Peter Hucker wrote:
> On Wed, 05 Sep 2007 22:57:13 +0100, Double-A wrote:
>
> > On Sep 5, 2:35 pm, "Peter Hucker" wrote:
> >> On Wed, 05 Sep 2007 22:19:10 +0100, Double-A wrote:
> >> > On Sep 5, 12:52 pm, "Peter Hucker" wrote:
> >> >> On Tue, 04 Sep 2007 23:27:28 +0100, Double-A wrote:
> >> >> > On Sep 4, 2:45 pm, "Peter Hucker" wrote:
> >>
> >> >> > No, I only advocated base 16 (hex).
> >>
> >> >> You ambiguously said "based on binary" :-P
> >>
> >> >> I personally think base 16 would be harder to do calculations in. How about base 8?
> >>
> >> > Base 8 is the obvious alternative. Numbers would become a little
> >> > longer to write out.
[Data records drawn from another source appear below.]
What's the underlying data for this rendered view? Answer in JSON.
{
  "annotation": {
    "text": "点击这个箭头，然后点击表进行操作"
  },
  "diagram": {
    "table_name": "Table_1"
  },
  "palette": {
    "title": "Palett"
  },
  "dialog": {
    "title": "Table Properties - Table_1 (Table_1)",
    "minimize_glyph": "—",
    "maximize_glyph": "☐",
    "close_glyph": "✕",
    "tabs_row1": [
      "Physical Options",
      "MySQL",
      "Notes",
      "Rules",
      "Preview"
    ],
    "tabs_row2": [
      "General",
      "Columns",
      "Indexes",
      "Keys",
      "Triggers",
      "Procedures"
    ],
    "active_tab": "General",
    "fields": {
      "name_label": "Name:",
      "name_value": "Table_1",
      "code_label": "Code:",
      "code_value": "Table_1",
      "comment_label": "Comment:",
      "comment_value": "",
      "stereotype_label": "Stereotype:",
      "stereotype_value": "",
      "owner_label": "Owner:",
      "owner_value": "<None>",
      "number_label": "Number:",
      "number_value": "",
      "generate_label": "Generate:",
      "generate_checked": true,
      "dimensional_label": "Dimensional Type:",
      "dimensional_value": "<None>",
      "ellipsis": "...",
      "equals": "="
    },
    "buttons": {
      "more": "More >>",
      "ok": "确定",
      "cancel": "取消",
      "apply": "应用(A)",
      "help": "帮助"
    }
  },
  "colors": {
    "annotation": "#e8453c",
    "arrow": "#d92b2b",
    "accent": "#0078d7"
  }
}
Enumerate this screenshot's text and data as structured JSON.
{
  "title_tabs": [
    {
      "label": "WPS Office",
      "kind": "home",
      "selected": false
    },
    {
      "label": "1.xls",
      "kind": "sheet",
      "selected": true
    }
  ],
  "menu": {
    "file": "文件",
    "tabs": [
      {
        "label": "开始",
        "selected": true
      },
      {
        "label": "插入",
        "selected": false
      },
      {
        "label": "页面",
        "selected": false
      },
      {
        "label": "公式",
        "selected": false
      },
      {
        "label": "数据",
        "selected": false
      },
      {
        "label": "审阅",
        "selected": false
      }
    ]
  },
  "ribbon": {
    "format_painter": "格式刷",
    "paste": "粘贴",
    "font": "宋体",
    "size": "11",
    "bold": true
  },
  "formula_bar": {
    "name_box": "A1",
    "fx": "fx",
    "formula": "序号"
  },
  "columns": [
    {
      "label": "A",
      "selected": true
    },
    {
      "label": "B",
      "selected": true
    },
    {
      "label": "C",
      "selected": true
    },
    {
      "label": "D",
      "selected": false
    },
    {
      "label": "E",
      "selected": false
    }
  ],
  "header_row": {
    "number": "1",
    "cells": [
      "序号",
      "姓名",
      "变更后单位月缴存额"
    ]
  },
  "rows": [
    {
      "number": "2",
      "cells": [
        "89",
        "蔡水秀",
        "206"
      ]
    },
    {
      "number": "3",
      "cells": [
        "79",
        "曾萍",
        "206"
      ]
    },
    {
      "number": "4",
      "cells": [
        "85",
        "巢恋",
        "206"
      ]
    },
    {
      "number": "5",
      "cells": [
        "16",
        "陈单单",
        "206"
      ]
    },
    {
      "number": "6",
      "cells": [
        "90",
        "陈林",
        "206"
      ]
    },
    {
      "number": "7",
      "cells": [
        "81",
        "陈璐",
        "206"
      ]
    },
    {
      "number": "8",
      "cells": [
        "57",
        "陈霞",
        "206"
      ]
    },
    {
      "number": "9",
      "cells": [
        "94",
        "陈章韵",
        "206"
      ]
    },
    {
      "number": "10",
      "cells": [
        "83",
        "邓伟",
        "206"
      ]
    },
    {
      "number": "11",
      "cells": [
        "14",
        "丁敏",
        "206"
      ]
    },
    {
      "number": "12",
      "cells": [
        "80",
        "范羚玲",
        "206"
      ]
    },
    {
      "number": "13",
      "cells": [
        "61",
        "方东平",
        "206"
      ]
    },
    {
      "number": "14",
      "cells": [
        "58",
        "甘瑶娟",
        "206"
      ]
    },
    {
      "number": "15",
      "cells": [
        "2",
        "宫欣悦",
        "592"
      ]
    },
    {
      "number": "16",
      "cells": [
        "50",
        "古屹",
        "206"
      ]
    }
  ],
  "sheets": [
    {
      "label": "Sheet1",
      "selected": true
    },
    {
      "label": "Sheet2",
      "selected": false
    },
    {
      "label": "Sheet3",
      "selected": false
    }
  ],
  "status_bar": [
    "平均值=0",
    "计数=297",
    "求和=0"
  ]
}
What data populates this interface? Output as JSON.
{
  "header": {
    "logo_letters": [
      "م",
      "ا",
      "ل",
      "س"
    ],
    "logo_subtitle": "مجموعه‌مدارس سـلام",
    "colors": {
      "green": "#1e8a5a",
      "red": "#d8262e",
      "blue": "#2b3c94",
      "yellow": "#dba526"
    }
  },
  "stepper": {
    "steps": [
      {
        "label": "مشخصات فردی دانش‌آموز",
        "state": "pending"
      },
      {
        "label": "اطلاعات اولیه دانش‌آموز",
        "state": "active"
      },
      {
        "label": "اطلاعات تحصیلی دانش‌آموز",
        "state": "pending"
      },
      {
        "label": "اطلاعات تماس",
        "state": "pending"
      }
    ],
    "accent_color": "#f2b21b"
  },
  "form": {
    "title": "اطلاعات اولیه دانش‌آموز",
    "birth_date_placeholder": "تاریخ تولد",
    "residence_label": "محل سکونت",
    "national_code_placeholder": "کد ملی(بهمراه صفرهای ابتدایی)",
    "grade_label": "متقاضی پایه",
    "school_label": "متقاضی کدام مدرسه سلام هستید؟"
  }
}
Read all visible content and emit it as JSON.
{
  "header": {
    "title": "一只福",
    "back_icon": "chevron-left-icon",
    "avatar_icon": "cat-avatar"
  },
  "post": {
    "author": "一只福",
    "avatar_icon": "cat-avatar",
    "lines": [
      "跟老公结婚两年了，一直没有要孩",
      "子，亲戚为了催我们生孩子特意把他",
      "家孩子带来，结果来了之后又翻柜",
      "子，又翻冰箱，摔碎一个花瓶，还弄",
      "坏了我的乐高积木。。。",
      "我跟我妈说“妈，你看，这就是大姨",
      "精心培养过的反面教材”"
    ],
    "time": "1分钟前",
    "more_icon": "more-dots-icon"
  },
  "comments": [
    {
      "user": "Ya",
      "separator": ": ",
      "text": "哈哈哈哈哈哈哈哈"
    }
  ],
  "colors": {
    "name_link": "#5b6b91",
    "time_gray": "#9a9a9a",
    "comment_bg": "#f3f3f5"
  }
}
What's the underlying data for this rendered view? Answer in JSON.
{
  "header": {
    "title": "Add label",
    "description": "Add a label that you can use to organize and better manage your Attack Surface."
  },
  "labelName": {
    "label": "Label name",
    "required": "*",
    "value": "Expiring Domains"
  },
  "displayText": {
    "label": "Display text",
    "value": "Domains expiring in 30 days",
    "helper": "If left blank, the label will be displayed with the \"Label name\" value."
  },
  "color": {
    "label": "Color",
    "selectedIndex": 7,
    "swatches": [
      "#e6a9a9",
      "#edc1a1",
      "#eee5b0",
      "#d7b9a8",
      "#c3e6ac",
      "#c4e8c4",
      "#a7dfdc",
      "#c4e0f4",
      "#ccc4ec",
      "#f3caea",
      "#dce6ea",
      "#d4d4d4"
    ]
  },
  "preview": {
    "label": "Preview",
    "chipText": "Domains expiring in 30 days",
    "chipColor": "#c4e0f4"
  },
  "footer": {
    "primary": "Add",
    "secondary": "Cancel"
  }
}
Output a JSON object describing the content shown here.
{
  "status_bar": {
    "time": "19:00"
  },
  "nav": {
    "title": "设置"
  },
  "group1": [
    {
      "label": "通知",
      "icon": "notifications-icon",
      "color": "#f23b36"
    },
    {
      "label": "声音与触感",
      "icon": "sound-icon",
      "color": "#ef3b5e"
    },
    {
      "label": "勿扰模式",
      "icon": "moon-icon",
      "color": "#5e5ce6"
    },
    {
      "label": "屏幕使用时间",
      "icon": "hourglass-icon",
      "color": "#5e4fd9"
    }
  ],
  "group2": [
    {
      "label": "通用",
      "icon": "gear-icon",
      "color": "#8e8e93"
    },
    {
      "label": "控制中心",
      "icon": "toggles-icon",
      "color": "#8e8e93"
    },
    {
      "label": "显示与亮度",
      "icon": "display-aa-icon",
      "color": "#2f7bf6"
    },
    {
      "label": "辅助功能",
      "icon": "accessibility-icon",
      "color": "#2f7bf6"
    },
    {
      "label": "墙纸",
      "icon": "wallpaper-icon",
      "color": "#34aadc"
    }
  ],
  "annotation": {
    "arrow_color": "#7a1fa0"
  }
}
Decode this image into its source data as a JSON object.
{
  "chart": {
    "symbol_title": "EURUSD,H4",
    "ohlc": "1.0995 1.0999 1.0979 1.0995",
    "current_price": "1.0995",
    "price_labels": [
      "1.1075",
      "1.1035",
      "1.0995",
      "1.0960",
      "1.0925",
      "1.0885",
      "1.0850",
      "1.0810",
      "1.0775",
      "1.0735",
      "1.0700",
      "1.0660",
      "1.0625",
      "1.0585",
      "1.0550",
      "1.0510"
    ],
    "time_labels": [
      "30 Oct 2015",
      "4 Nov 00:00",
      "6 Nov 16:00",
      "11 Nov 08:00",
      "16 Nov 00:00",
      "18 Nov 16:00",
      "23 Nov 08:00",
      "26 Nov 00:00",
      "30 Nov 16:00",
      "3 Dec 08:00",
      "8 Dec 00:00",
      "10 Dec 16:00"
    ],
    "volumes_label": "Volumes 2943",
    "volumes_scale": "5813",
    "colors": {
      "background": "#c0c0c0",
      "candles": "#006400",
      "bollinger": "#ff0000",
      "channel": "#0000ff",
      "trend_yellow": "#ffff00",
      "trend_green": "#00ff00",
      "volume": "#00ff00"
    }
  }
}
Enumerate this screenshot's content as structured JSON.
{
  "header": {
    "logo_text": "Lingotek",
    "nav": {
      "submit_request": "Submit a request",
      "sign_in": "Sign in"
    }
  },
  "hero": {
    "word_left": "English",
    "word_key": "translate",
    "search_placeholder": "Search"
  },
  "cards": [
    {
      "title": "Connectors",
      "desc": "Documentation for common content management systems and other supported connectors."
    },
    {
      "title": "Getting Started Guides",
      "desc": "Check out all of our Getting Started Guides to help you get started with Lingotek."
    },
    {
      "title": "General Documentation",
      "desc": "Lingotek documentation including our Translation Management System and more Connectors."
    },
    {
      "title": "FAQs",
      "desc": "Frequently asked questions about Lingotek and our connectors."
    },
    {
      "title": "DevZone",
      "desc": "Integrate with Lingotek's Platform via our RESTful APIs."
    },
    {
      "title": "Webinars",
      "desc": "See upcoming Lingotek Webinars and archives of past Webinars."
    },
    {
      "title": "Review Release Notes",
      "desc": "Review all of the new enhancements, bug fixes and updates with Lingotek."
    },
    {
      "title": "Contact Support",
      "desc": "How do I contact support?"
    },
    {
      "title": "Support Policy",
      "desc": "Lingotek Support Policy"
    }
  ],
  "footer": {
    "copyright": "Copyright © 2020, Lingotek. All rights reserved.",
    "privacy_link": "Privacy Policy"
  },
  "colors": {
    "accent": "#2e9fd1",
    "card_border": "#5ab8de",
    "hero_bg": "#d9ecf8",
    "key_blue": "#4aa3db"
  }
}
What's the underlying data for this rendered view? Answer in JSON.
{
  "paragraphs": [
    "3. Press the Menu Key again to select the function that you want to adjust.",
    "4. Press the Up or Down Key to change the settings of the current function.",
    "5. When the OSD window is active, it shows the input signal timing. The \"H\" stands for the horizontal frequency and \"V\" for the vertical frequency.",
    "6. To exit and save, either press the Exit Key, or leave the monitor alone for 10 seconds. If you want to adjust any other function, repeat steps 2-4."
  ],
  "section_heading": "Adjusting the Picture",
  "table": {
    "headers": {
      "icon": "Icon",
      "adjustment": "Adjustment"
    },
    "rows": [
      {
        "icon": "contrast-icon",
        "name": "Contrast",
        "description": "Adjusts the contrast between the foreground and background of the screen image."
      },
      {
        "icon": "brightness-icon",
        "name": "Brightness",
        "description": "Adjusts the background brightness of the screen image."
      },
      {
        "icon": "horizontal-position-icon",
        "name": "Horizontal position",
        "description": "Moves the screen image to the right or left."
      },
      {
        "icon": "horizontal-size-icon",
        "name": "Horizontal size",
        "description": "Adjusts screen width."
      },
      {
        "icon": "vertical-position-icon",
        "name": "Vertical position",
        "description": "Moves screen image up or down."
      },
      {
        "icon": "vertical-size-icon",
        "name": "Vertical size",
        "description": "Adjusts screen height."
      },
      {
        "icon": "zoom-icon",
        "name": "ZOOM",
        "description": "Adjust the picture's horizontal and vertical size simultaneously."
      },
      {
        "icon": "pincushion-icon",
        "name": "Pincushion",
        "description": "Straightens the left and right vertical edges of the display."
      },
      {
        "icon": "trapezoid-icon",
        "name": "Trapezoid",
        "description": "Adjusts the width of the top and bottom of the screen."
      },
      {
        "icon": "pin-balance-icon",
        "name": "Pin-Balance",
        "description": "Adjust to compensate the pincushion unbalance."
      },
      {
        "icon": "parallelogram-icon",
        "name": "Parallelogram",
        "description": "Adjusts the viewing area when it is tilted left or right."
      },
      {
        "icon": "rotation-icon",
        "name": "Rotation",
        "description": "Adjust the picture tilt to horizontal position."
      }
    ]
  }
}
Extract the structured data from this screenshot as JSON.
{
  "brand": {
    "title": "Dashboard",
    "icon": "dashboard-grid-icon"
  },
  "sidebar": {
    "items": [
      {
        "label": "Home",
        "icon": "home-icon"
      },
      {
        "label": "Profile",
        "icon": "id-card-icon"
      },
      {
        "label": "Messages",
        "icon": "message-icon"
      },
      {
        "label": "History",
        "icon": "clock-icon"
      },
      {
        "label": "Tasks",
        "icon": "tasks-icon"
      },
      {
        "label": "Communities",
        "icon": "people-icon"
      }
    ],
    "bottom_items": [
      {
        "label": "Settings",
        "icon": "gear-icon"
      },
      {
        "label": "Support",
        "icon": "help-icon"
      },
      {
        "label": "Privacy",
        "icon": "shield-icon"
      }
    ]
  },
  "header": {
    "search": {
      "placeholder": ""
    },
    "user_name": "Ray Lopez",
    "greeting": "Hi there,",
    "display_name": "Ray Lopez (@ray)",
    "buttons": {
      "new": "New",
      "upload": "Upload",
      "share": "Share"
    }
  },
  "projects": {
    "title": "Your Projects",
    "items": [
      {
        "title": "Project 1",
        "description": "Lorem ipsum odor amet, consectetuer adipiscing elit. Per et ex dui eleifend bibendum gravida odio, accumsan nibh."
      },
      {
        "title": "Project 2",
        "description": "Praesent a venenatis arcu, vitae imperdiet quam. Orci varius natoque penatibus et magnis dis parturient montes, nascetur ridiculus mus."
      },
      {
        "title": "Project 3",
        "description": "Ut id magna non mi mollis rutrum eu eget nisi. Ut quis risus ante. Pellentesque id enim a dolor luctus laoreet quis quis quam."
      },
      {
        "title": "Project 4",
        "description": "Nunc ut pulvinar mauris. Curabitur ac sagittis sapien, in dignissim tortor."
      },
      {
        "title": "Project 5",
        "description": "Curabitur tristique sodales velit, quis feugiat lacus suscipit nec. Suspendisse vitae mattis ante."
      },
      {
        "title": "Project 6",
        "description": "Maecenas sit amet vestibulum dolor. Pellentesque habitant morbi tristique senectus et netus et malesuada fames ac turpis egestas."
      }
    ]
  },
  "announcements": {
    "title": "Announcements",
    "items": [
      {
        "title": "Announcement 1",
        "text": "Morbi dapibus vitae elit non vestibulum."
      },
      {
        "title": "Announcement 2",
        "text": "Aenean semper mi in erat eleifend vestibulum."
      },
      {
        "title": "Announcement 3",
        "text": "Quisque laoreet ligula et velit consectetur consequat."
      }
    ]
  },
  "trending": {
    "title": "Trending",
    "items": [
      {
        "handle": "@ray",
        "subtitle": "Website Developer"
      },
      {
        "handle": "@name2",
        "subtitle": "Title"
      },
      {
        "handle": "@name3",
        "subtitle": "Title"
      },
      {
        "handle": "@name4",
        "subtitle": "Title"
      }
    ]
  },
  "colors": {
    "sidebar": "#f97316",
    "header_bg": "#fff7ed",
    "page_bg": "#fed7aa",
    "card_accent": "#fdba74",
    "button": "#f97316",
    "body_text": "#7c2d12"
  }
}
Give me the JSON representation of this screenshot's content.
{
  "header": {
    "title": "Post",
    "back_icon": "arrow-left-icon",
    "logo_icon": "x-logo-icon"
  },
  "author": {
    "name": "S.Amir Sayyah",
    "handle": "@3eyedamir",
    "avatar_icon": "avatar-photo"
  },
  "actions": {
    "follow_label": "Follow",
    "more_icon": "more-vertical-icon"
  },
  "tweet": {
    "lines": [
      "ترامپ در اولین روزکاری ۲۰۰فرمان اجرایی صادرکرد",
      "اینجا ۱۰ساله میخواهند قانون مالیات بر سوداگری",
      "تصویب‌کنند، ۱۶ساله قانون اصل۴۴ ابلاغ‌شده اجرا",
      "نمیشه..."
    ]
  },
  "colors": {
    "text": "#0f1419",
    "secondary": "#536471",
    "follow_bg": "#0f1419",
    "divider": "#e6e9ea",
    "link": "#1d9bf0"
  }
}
It takes only 3 binary digits to write a number
> >> > equivalent to an octal digit, as opposed to 4 with hex, but which
> >> > somehow doesn't seem as esthetically pleasing. But the multiplication
> >> > and addition tables would be shorter. Kids would like that. I could
> >> > live with octal.
> >>
> >> >> Anyway, back to the miles/kilometres argument. What base is miles yards and feet?!?
> >>
> >> > They are not aligned with any numerical base. That's why scientists
> >> > don't like them.
> >>
> >> You said metric measurements are irrational, I assumed you meant you liked the imperial ones.

> >
> >
> > Not rational in the sense that the number 10 has no special
> > mathematical significance except that aligns with our number base 10
> > system which in turn is based on our number of fingers. Of course I
> > like the older units because I am used to them, but if we are going to
> > convert to a completely new system of measure, I think we could do
> > better than the metric system.

>
> Isn't the metric system based on a load of scientific stuff? Divisions of the earth's diameter and all that?

Originally. Some Frog came up with the idea while traipsing around the
Andes working out the size of the Earth.